6.5 - Feature interpretation

Variable importance for regularized models provides a similar interpretation as in linear (or logistic) regression. Importance is determined by magnitude of the standardized coefficients.

vip(cv_glmnet, num_features = 20, geom = 'point') + 
     theme_minimal()
Top 20 most important variables for the optimal regularized regression model.

Figure 6.3: Top 20 most important variables for the optimal regularized regression model.

Similar to linear and logistic regression, the relationship between the features and response is monotonic linear.
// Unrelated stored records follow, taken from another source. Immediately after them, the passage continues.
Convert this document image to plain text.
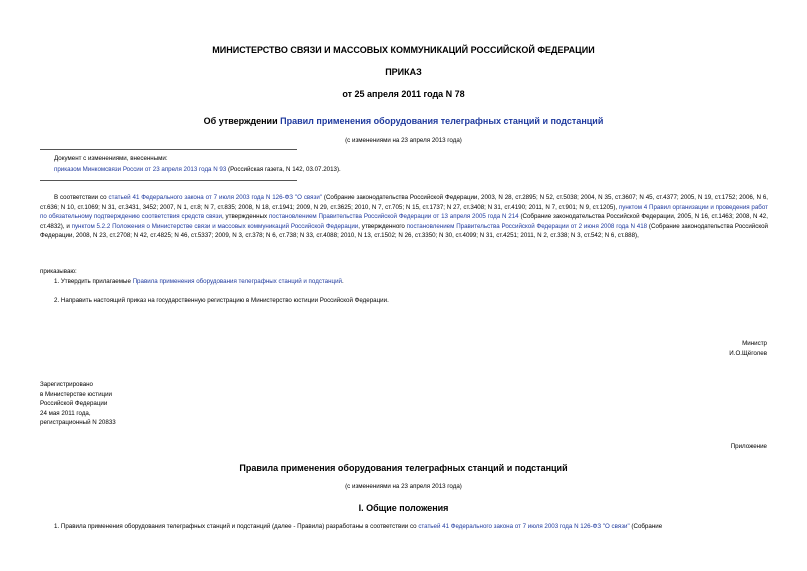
МИНИСТЕРСТВО СВЯЗИ И МАССОВЫХ КОММУНИКАЦИЙ РОССИЙСКОЙ ФЕДЕРАЦИИ
ПРИКАЗ
от 25 апреля 2011 года N 78
Об утверждении Правил применения оборудования телеграфных станций и подстанций
(с изменениями на 23 апреля 2013 года)
Документ с изменениями, внесенными:
приказом Минкомсвязи России от 23 апреля 2013 года N 93 (Российская газета, N 142, 03.07.2013).
В соответствии со статьей 41 Федерального закона от 7 июля 2003 года N 126-ФЗ "О связи" (Собрание законодательства Российской Федерации, 2003, N 28, ст.2895; N 52, ст.5038; 2004, N 35, ст.3607; N 45, ст.4377; 2005, N 19, ст.1752; 2006, N 6, ст.636; N 10, ст.1069; N 31, ст.3431, 3452; 2007, N 1, ст.8; N 7, ст.835; 2008, N 18, ст.1941; 2009, N 29, ст.3625; 2010, N 7, ст.705; N 15, ст.1737; N 27, ст.3408; N 31, ст.4190; 2011, N 7, ст.901; N 9, ст.1205), пунктом 4 Правил организации и проведения работ по обязательному подтверждению соответствия средств связи, утвержденных постановлением Правительства Российской Федерации от 13 апреля 2005 года N 214 (Собрание законодательства Российской Федерации, 2005, N 16, ст.1463; 2008, N 42, ст.4832), и пунктом 5.2.2 Положения о Министерстве связи и массовых коммуникаций Российской Федерации, утвержденного постановлением Правительства Российской Федерации от 2 июня 2008 года N 418 (Собрание законодательства Российской Федерации, 2008, N 23, ст.2708; N 42, ст.4825; N 46, ст.5337; 2009, N 3, ст.378; N 6, ст.738; N 33, ст.4088; 2010, N 13, ст.1502; N 26, ст.3350; N 30, ст.4099; N 31, ст.4251; 2011, N 2, ст.338; N 3, ст.542; N 6, ст.888),
приказываю:
1. Утвердить прилагаемые Правила применения оборудования телеграфных станций и подстанций.
2. Направить настоящий приказ на государственную регистрацию в Министерство юстиции Российской Федерации.
Министр
И.О.Щёголев
Зарегистрировано
в Министерстве юстиции
Российской Федерации
24 мая 2011 года,
регистрационный N 20833
Приложение
Правила применения оборудования телеграфных станций и подстанций
(с изменениями на 23 апреля 2013 года)
I. Общие положения
1. Правила применения оборудования телеграфных станций и подстанций (далее - Правила) разработаны в соответствии со статьей 41 Федерального закона от 7 июля 2003 года N 126-ФЗ "О связи" (Собрание
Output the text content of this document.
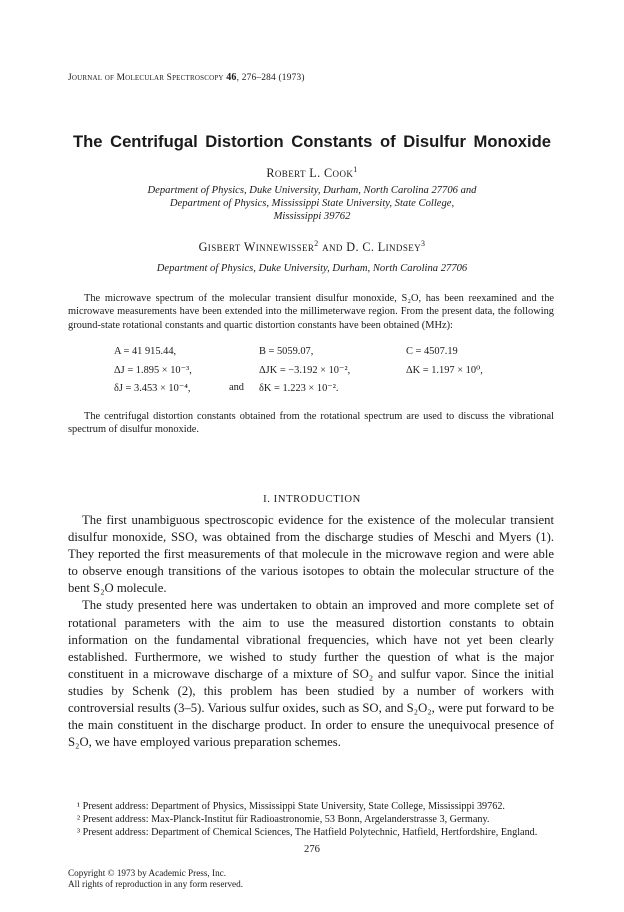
Journal of Molecular Spectroscopy 46, 276–284 (1973)
The Centrifugal Distortion Constants of Disulfur Monoxide
Robert L. Cook$^1$
Department of Physics, Duke University, Durham, North Carolina 27706 and
Department of Physics, Mississippi State University, State College,
Mississippi 39762
Gisbert Winnewisser$^2$ and D. C. Lindsey$^3$
Department of Physics, Duke University, Durham, North Carolina 27706
The microwave spectrum of the molecular transient disulfur monoxide, S₂O, has been reexamined and the microwave measurements have been extended into the millimeterwave region. From the present data, the following ground-state rotational constants and quartic distortion constants have been obtained (MHz):
A = 41 915.44,	B = 5059.07,	C = 4507.19
ΔJ = 1.895 × 10⁻³,	ΔJK = −3.192 × 10⁻²,	ΔK = 1.197 × 10⁰,
δJ = 3.453 × 10⁻⁴,	and δK = 1.223 × 10⁻².
The centrifugal distortion constants obtained from the rotational spectrum are used to discuss the vibrational spectrum of disulfur monoxide.
I. INTRODUCTION

The first unambiguous spectroscopic evidence for the existence of the molecular transient disulfur monoxide, SSO, was obtained from the discharge studies of Meschi and Myers (1). They reported the first measurements of that molecule in the microwave region and were able to observe enough transitions of the various isotopes to obtain the molecular structure of the bent S₂O molecule.

The study presented here was undertaken to obtain an improved and more complete set of rotational parameters with the aim to use the measured distortion constants to obtain information on the fundamental vibrational frequencies, which have not yet been clearly established. Furthermore, we wished to study further the question of what is the major constituent in a microwave discharge of a mixture of SO₂ and sulfur vapor. Since the initial studies by Schenk (2), this problem has been studied by a number of workers with controversial results (3–5). Various sulfur oxides, such as SO, and S₂O₂, were put forward to be the main constituent in the discharge product. In order to ensure the unequivocal presence of S₂O, we have employed various preparation schemes.

¹ Present address: Department of Physics, Mississippi State University, State College, Mississippi 39762.

² Present address: Max-Planck-Institut für Radioastronomie, 53 Bonn, Argelanderstrasse 3, Germany.

³ Present address: Department of Chemical Sciences, The Hatfield Polytechnic, Hatfield, Hertfordshire, England.

276
Copyright © 1973 by Academic Press, Inc.
All rights of reproduction in any form reserved.
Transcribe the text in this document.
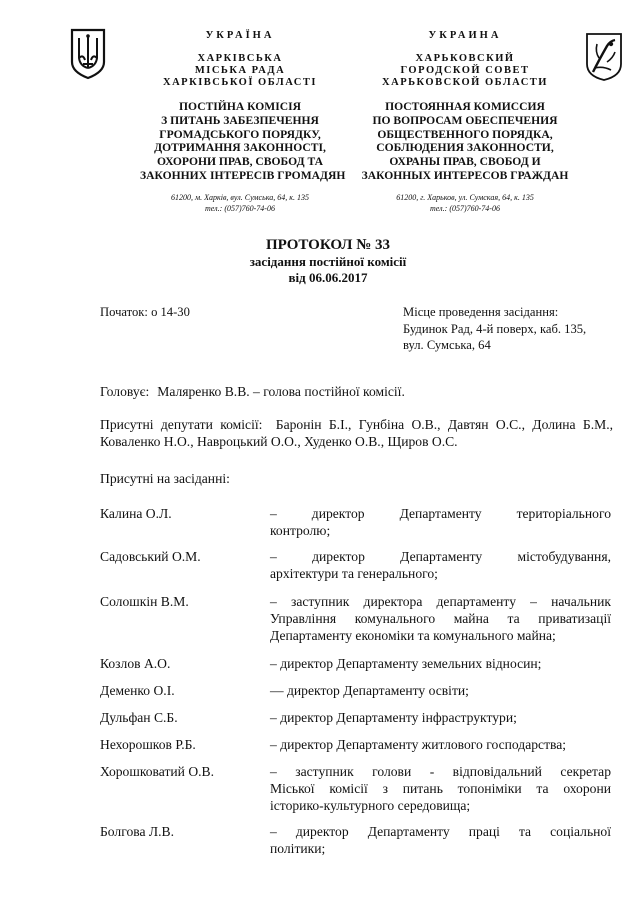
УКРАЇНА
ХАРКІВСЬКА
МІСЬКА РАДА
ХАРКІВСЬКОЇ ОБЛАСТІ
ПОСТІЙНА КОМІСІЯ
З ПИТАНЬ ЗАБЕЗПЕЧЕННЯ
ГРОМАДСЬКОГО ПОРЯДКУ,
ДОТРИМАННЯ ЗАКОННОСТІ,
ОХОРОНИ ПРАВ, СВОБОД ТА
ЗАКОННИХ ІНТЕРЕСІВ ГРОМАДЯН
61200, м. Харків, вул. Сумська, 64, к. 135
тел.: (057)760-74-06
УКРАИНА
ХАРЬКОВСКИЙ
ГОРОДСКОЙ СОВЕТ
ХАРЬКОВСКОЙ ОБЛАСТИ
ПОСТОЯННАЯ КОМИССИЯ
ПО ВОПРОСАМ ОБЕСПЕЧЕНИЯ
ОБЩЕСТВЕННОГО ПОРЯДКА,
СОБЛЮДЕНИЯ ЗАКОННОСТИ,
ОХРАНЫ ПРАВ, СВОБОД И
ЗАКОННЫХ ИНТЕРЕСОВ ГРАЖДАН
61200, г. Харьков, ул. Сумская, 64, к. 135
тел.: (057)760-74-06
ПРОТОКОЛ № 33
засідання постійної комісії
від 06.06.2017
Початок: о 14-30	Місце проведення засідання:
Будинок Рад, 4-й поверх, каб. 135,
вул. Сумська, 64
Головує: Маляренко В.В. – голова постійної комісії.
Присутні депутати комісії: Баронін Б.І., Гунбіна О.В., Давтян О.С., Долина Б.М., Коваленко Н.О., Навроцький О.О., Худенко О.В., Щиров О.С.
Присутні на засіданні:
Калина О.Л.	– директор Департаменту територіального
контролю;
Садовський О.М.	– директор Департаменту містобудування,
архітектури та генерального;
Солошкін В.М.	– заступник директора департаменту – начальник
Управління комунального майна та приватизації
Департаменту економіки та комунального майна;
Козлов А.О.	– директор Департаменту земельних відносин;
Деменко О.І.	— директор Департаменту освіти;
Дульфан С.Б.	– директор Департаменту інфраструктури;
Нехорошков Р.Б.	– директор Департаменту житлового господарства;
Хорошковатий О.В.	– заступник голови - відповідальний секретар
Міської комісії з питань топоніміки та охорони
історико-культурного середовища;
Болгова Л.В.	– директор Департаменту праці та соціальної
політики;
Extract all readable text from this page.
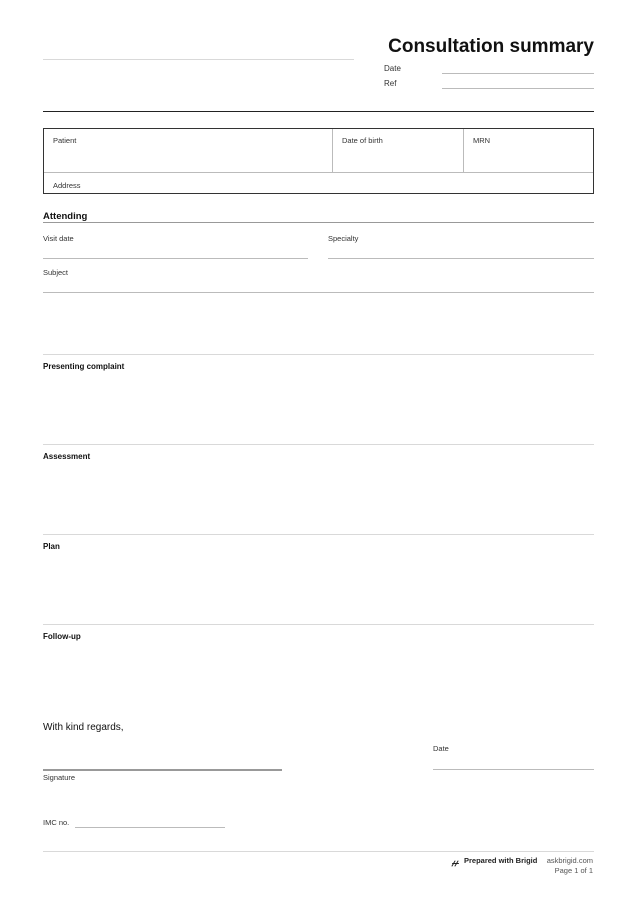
Consultation summary
Date
Ref
Patient	Date of birth	MRN
Address
Attending
Visit date	Specialty
Subject
Presenting complaint
Assessment
Plan
Follow-up
With kind regards,
Date
Signature
IMC no.
Prepared with Brigid askbrigid.com
Page 1 of 1
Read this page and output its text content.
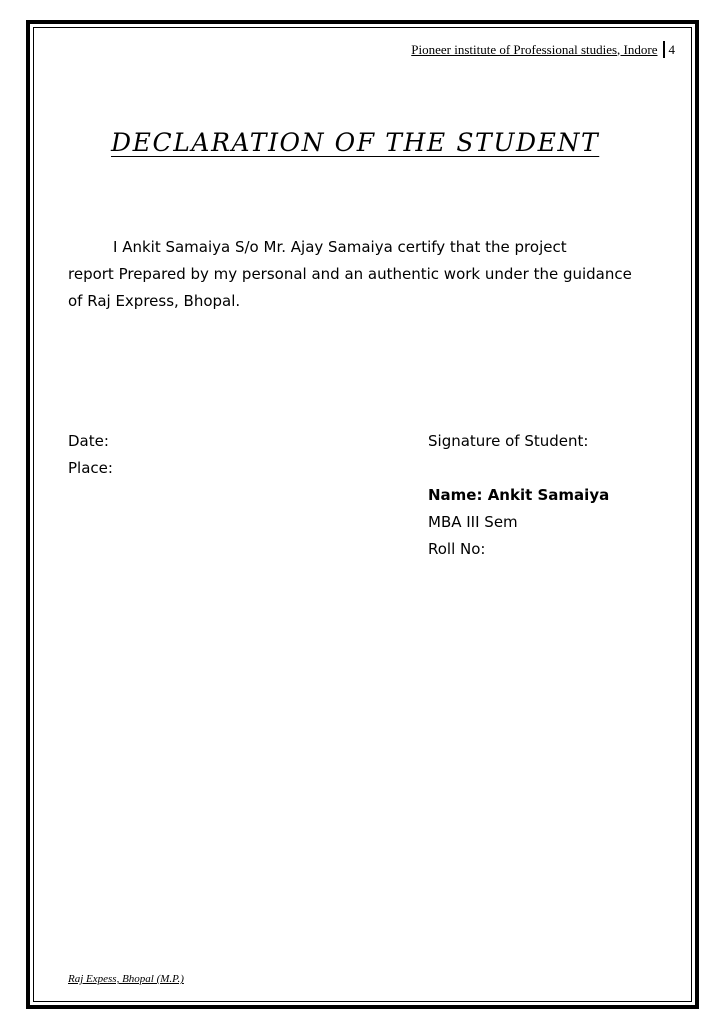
Pioneer institute of Professional studies, Indore 4
DECLARATION OF THE STUDENT
I Ankit Samaiya S/o Mr. Ajay Samaiya certify that the project
report Prepared by my personal and an authentic work under the guidance
of Raj Express, Bhopal.
Date:
Place:
Signature of Student:
Name: Ankit Samaiya
MBA III Sem
Roll No:
Raj Expess, Bhopal (M.P.)
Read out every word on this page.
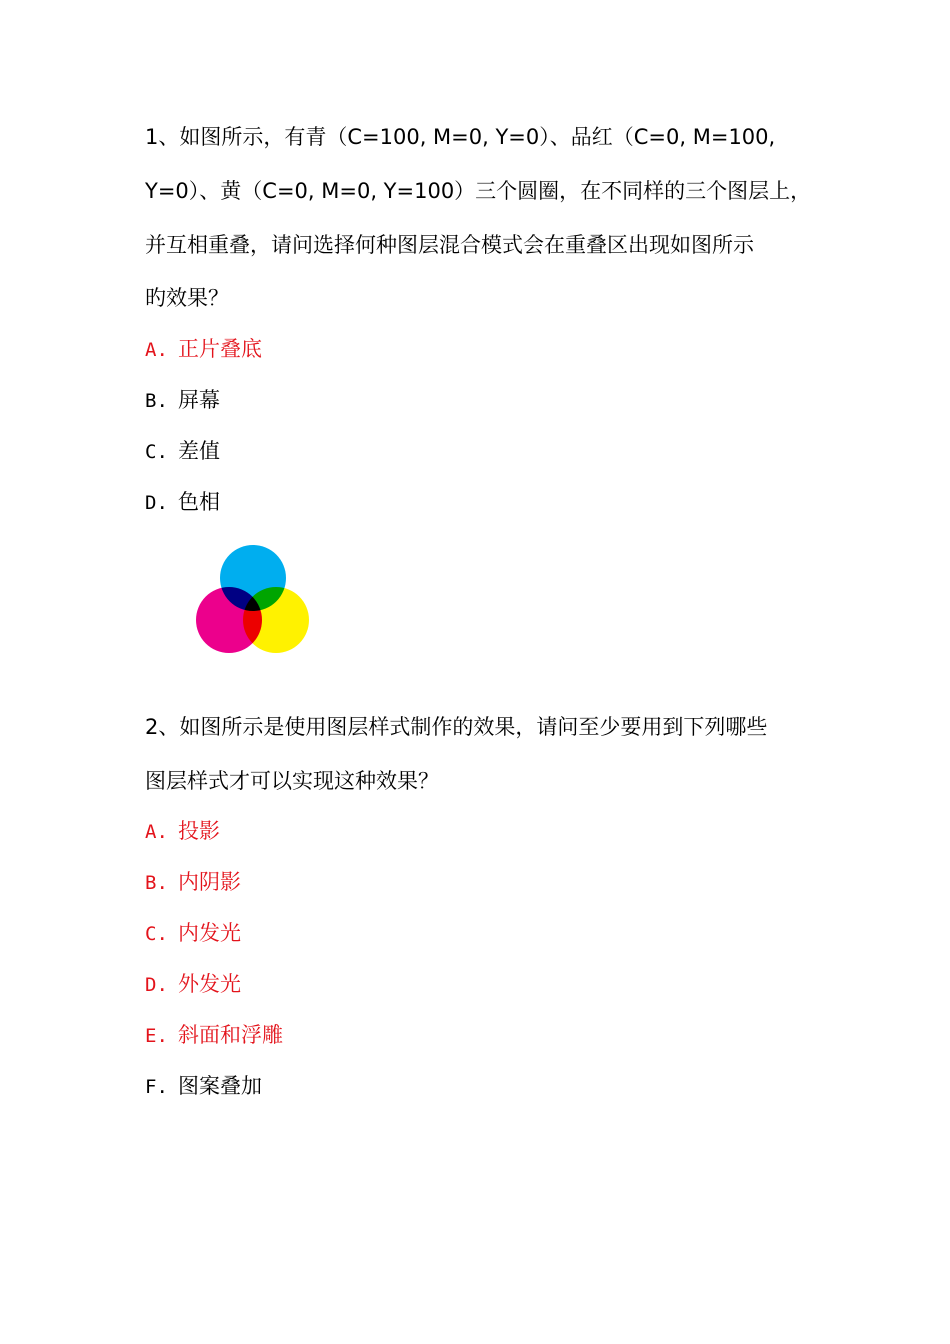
1、如图所示，有青（C=100, M=0, Y=0）、品红（C=0, M=100,
Y=0）、黄（C=0, M=0, Y=100）三个圆圈，在不同样的三个图层上，
并互相重叠，请问选择何种图层混合模式会在重叠区出现如图所示
旳效果？
A. 正片叠底
B. 屏幕
C. 差值
D. 色相
2、如图所示是使用图层样式制作的效果，请问至少要用到下列哪些
图层样式才可以实现这种效果？
A. 投影
B. 内阴影
C. 内发光
D. 外发光
E. 斜面和浮雕
F. 图案叠加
However, since we modeled our response with a log transformation, the estimated relationships will still be monotonic but non-linear on the original response scale.

theme_set(theme_minimal())

p1 <- pdp::partial(cv_glmnet, pred.var = "Gr_Liv_Area", grid.resolution = 20) %>%
  mutate(yhat = exp(yhat)) %>%
  ggplot(aes(Gr_Liv_Area, yhat)) +
  geom_line() +
  scale_y_continuous(limits = c(0, 300000), labels = scales::dollar)

p2 <- pdp::partial(cv_glmnet, pred.var = "Overall_QualExcellent") %>%
  mutate(
    yhat = exp(yhat),
    Overall_QualExcellent = factor(Overall_QualExcellent)
    ) %>%
  ggplot(aes(Overall_QualExcellent, yhat)) +
  geom_boxplot() +
  scale_y_continuous(limits = c(0, 300000), labels = scales::dollar)

p3 <- pdp::partial(cv_glmnet, pred.var = "First_Flr_SF", grid.resolution = 20) %>%
  mutate(yhat = exp(yhat)) %>%
  ggplot(aes(First_Flr_SF, yhat)) +
  geom_line() +
  scale_y_continuous(limits = c(0, 300000), labels = scales::dollar)

p4 <- pdp::partial(cv_glmnet, pred.var = "Garage_Cars") %>%
  mutate(yhat = exp(yhat)) %>%
  ggplot(aes(Garage_Cars, yhat)) +
  geom_line() +
  scale_y_continuous(limits = c(0, 300000), labels = scales::dollar)

gridExtra::grid.arrange(p1, p2, p3, p4, nrow = 2)
Partial dependence plots for the first four most important variables.

Figure 6.4: Partial dependence plots for the first four most important variables.

However, not that one of the top 20 most influential variables is Overall_QualPoor.

When a home has an overall quality rating of poor we see that the average predicted sales price decreases versus when it has some other overall quality rating.

Consequently, its important to not only look at the variable importance ranking, but also observe the positive or negative nature of the relationship.

pdp::partial(cv_glmnet, pred.var = "Overall_QualPoor") %>%
  mutate(
    yhat = exp(yhat),
    Overall_QualPoor = factor(Overall_QualPoor)
    ) %>%
  ggplot(aes(Overall_QualPoor, yhat)) +
  geom_boxplot() +
  scale_y_continuous(limits = c(0, 300000), labels = scales::dollar) + 
     theme_minimal()
Partial dependence plot for when overall quality of a home is (1) versus is not poor (0).

Figure 6.5: Partial dependence plot for when overall quality of a home is (1) versus is not poor (0).